一口飲めば、ほのかにフルーティーを感じ、旨味が追ってくる。

食前でもいけるが、やはりこのお酒の良さを引き出すのは、食中である。

御魚は勿論、天ぷら、煮物、一夜干しなど、日本食を引き立ててくれる。

是非、食中のお供にお試し頂きたい!

博多の 若波

日本酒ランク【☆☆☆☆】

大正11年、今村本家酒造の分家として大川の地に創業した酒蔵で醸された。 蔵の傍を流れる筑紫次郎(筑後川)の若々しい波の姿より「若波」と銘名されたとのこと。

壽限無(じゅげむ)とは山田錦(父)と夢一献(母)の交配種の酒米の名前。

・商品名:若波 純米吟醸 壽限無

・原材料:米、米麹

・精米歩合:55%

・アルコール分:16%

若波酒造合名会社

福岡県大川市鐘ヶ江752

マスカット風の爽やかな果実の香りで、口に含めば上品な酸が感じられ、ほのかな甘み、お米の旨味と共に綺麗で透き通った後味が広る。
口に含んでから最初から最後まで大変バランスが良い逸品である。

和食は勿論、洋食にも合わせやすく、冬は鍋から夏はカルパッチョ等何でもOKである。

大高檀紙を藍に染めたようなラベルが高級感漂う。
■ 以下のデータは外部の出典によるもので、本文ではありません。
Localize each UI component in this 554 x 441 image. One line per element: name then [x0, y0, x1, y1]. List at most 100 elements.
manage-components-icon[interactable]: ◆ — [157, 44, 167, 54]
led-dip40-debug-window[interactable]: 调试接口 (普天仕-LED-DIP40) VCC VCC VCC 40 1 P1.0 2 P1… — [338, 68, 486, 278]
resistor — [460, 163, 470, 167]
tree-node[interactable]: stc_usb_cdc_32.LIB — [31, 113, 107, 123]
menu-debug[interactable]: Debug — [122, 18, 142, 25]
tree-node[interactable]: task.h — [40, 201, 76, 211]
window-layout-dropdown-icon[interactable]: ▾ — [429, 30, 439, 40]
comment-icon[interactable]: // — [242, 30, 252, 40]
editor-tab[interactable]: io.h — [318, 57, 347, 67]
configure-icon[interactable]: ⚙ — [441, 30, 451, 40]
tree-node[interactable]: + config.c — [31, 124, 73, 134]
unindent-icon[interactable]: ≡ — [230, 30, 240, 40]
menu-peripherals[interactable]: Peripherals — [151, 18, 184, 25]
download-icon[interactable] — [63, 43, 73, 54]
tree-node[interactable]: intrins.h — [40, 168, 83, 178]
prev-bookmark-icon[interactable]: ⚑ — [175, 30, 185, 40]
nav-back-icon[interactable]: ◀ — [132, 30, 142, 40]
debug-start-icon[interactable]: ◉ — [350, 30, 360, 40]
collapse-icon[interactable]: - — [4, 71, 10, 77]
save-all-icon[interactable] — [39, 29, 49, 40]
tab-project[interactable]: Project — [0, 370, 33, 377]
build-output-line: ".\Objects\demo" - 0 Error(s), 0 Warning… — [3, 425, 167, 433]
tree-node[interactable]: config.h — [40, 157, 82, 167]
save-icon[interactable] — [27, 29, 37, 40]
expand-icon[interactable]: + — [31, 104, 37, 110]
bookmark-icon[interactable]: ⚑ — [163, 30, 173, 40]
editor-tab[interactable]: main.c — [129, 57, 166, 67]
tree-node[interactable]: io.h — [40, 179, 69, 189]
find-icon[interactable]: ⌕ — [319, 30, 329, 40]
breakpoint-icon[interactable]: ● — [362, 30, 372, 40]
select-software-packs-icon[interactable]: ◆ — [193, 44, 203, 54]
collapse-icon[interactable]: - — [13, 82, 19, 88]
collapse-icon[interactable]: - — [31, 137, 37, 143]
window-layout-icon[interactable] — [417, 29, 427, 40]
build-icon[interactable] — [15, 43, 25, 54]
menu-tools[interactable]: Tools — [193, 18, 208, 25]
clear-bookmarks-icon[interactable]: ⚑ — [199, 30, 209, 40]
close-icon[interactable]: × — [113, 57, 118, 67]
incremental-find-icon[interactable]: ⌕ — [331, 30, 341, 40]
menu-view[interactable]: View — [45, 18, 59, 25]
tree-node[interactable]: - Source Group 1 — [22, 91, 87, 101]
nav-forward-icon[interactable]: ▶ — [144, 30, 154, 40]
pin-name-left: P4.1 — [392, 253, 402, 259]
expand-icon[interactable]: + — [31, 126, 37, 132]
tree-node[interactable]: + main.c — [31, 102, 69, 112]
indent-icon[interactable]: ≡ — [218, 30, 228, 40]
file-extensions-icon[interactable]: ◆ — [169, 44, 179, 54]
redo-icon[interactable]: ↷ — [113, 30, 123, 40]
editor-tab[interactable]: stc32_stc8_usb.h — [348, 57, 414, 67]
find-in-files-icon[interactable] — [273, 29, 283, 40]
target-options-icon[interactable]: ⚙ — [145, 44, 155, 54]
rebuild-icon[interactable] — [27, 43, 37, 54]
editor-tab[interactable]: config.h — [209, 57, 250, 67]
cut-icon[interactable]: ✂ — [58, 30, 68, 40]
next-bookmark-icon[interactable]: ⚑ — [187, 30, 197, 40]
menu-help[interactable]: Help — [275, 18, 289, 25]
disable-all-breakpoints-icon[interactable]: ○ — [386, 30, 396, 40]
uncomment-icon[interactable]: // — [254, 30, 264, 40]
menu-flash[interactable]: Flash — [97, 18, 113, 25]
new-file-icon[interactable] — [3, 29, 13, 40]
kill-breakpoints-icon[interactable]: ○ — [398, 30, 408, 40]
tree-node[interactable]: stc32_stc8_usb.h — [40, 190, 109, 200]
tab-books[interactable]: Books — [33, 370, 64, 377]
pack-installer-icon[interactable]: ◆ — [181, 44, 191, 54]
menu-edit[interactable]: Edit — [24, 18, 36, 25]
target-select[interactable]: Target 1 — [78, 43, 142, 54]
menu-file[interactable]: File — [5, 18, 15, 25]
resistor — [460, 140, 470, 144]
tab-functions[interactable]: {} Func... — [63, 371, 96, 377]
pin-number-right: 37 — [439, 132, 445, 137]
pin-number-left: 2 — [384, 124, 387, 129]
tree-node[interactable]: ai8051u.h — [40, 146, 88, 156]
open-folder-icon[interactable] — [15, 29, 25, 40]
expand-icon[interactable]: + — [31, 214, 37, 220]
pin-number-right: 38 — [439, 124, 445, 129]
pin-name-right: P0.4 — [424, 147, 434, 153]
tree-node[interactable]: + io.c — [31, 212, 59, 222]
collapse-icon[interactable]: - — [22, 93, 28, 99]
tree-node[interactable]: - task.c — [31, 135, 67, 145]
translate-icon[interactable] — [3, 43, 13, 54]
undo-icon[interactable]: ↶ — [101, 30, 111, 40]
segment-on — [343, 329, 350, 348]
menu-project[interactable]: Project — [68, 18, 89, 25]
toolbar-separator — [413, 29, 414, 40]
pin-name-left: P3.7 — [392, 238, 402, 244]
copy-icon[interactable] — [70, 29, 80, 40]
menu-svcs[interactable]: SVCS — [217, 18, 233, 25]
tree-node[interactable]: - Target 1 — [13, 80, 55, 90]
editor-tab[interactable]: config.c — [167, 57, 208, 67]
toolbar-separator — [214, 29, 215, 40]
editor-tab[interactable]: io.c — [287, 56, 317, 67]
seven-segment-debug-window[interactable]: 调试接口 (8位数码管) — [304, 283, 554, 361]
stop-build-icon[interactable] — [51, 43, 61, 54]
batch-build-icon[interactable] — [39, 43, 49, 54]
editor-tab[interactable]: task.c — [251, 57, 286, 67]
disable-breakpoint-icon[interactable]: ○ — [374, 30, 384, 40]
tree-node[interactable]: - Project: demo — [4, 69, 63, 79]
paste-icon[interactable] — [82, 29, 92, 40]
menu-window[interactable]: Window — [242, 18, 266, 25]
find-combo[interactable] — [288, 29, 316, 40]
但しお値段は比較的リーズナブル。

雨後の月

日本酒ランク【☆☆☆☆】

 端麗辛口

明治8年創業の蔵で、野呂山の伏流水で醸されたお酒である。近年は吟醸蔵として生まれ変わったそうである。

現に吟醸のラインナップが多く、どれにしようか迷ってしまう。

・商品名:雨後の月 純米吟醸 山田錦限定品

・アルコール分:16度

・原材料名:米、米麹(国産)

・日本酒度:+2

・酸度:1.4

・精米歩合:50%

相原酒造株式会社

広島県呉市仁方本町1丁目25-15

ほのかな吟醸香に比較的まろやかな口当たり、そしてすっと切れてゆく。

食中酒であるが、淡麗で冴えており単独で飲んでも飲みやすい。

天ぷらやお刺身、お惣菜から洋食、中華でも受け入れてくれる間口の広さに拍手。

是非、食卓においてほしい一本である。  

まさに「雨上がりの空に、冴え冴えと光輝くが周りを明るく照らす」如くである。